While going out to buy a cookie cake is both convenient and can help if you have a serious time crunch, there is nothing like the smell of baking cookies filling the home and heart.
The Chocolate Peanut Butter frosting combines two of the most compatible flavors on the planet – peanut butter and chocolate. Who can resist this double-whamy of guilty goodness?
The recipe is also flexible enough for substitutions. The light brown sugar can be substituted with coconut sugar and the cornstarch completely removed if you don’t feel comfortable using it. The cake won’t be as chewy, but will still taste great without it.
If you’d like the cake to be sweeter and denser you can use milk chocolate chips instead of the semi-sweet chocolate chips. The chocolate-peanut butter frosting can be modified to just be a peanut butter frosting by removing the chocolate and adding an extra tablespoon of powder sugar instead to help the frosting hold together.
This recipe is super easy to make and can be used in any occasion. So, the next time you’re in a pinch or want some melty, chocolate cake, try this recipe.
Jenn’s Sheet Cookie Cake Recipe
Chocolate Peanut Butter Frosting
Start by preheating the oven to 350 degrees Fahrenheit and then line you sheet pan with parchment paper. Set this aside and using a stand-up mixer cream the butter and sugar togethering, starting as the lowest speed possible. Only increase the speed as you need to.
You’ll next add the vanilla and egg and continue to use the mixer to beat these additions until well-combined.
Next, combine the baking soda, flour, salt, and flour in a separate bowl and mix them well.

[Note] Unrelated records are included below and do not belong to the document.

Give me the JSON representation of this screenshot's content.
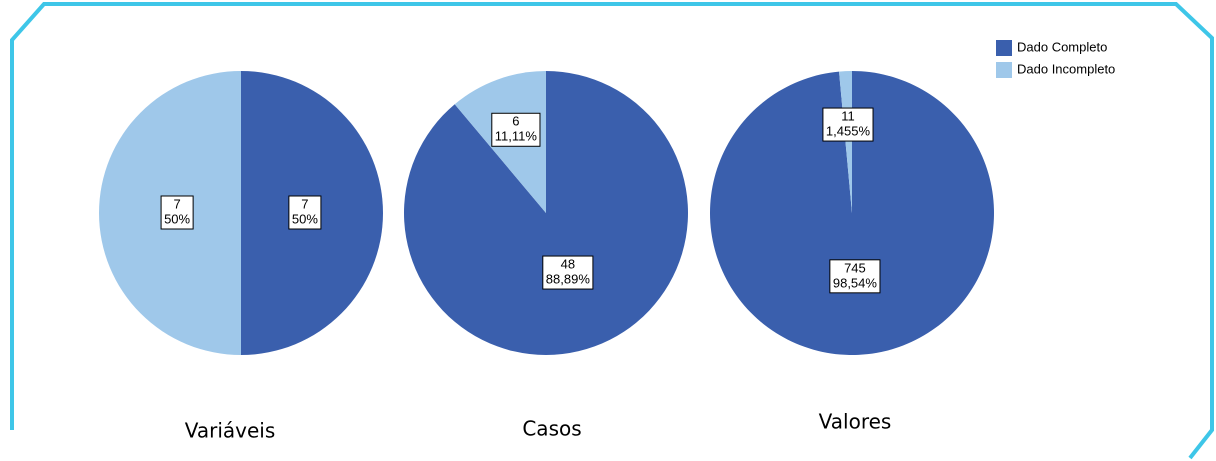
{
  "legend": [
    {
      "name": "Dado Completo",
      "color": "#3a5fad"
    },
    {
      "name": "Dado Incompleto",
      "color": "#9fc8ea"
    }
  ],
  "chart_data": [
    {
      "type": "pie",
      "title": "Variáveis",
      "values": [
        7,
        7
      ],
      "percent": [
        50,
        50
      ],
      "percent_labels": [
        "50%",
        "50%"
      ]
    },
    {
      "type": "pie",
      "title": "Casos",
      "values": [
        48,
        6
      ],
      "percent": [
        88.89,
        11.11
      ],
      "percent_labels": [
        "88,89%",
        "11,11%"
      ]
    },
    {
      "type": "pie",
      "title": "Valores",
      "values": [
        745,
        11
      ],
      "percent": [
        98.54,
        1.455
      ],
      "percent_labels": [
        "98,54%",
        "1,455%"
      ]
    }
  ]
}
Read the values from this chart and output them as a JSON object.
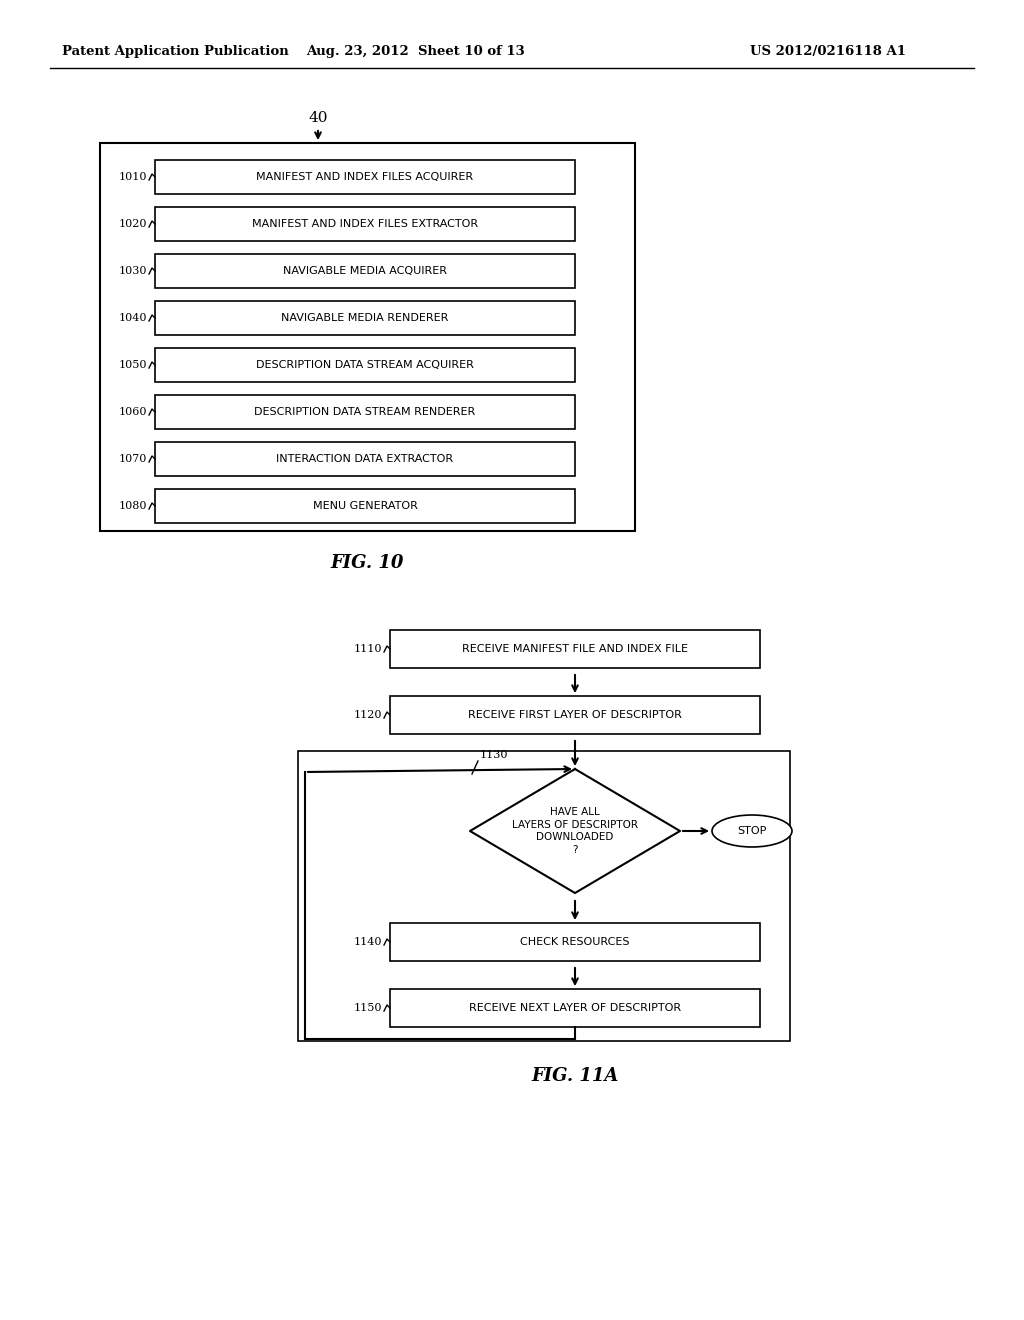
{
  "bg_color": "#ffffff",
  "header_left": "Patent Application Publication",
  "header_center": "Aug. 23, 2012  Sheet 10 of 13",
  "header_right": "US 2012/0216118 A1",
  "fig10_label": "40",
  "fig10_caption": "FIG. 10",
  "fig10_boxes": [
    {
      "id": "1010",
      "label": "MANIFEST AND INDEX FILES ACQUIRER"
    },
    {
      "id": "1020",
      "label": "MANIFEST AND INDEX FILES EXTRACTOR"
    },
    {
      "id": "1030",
      "label": "NAVIGABLE MEDIA ACQUIRER"
    },
    {
      "id": "1040",
      "label": "NAVIGABLE MEDIA RENDERER"
    },
    {
      "id": "1050",
      "label": "DESCRIPTION DATA STREAM ACQUIRER"
    },
    {
      "id": "1060",
      "label": "DESCRIPTION DATA STREAM RENDERER"
    },
    {
      "id": "1070",
      "label": "INTERACTION DATA EXTRACTOR"
    },
    {
      "id": "1080",
      "label": "MENU GENERATOR"
    }
  ],
  "fig11a_caption": "FIG. 11A",
  "fig11a_boxes": [
    {
      "id": "1110",
      "label": "RECEIVE MANIFEST FILE AND INDEX FILE",
      "type": "rect"
    },
    {
      "id": "1120",
      "label": "RECEIVE FIRST LAYER OF DESCRIPTOR",
      "type": "rect"
    },
    {
      "id": "1130",
      "label": "HAVE ALL\nLAYERS OF DESCRIPTOR\nDOWNLOADED\n?",
      "type": "diamond"
    },
    {
      "id": "1140",
      "label": "CHECK RESOURCES",
      "type": "rect"
    },
    {
      "id": "1150",
      "label": "RECEIVE NEXT LAYER OF DESCRIPTOR",
      "type": "rect"
    }
  ],
  "stop_label": "STOP"
}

You’re going to take the dry ingredient mixer and add it to the larger bowl of wet ingredients that has been beating on low on the stand-up mixer. Add the dry mixture little by little.
Now that your ingredients are all incorporated, it’s time to fold in the chocolate chips.
Press the finished dough into the parchment lined sheet pan, spreading the dough evenly. Place the pan on the center rack in the oven for about 14-16 minutes, turning the pan 180 halfway through backing it.
After baking, set the oven to BROIL and broil your cookie cake for a minute or two to help it settle.
Place sheet pan on a wire cooling rack and allow to cool.
Now its time to decorate your cookie cake!
For the frosting whip softened butter in a mixing bowl until its creamy and then add powdered sugar and cocoa powder. Once creamy, add the vanilla and half and half while still beating the frosting. Lastly, add in the peanut butter and whip.
The ratios of this recipe can be changed if you’d like more (or less) sweetness, but remember that chocolate can be affected by the change in ratio.
If you don’t have a stand-up mixer, you can definitely use an electric hand mixer or do it the old-fashioned way with a spoon!
The dough can be made up to three days in advance or chilled for up to three days.
This treat is sure to be a delight to everyone you share it with. Pair it was a cold glass of milk or a large scoop of ice cream.
Use the extra frosting to write a special message on top and use it as a birthday cake.
Most importantly make sure to make new memories with this take on the old-fashioned chocolate chip cookie. Go ahead and have fun!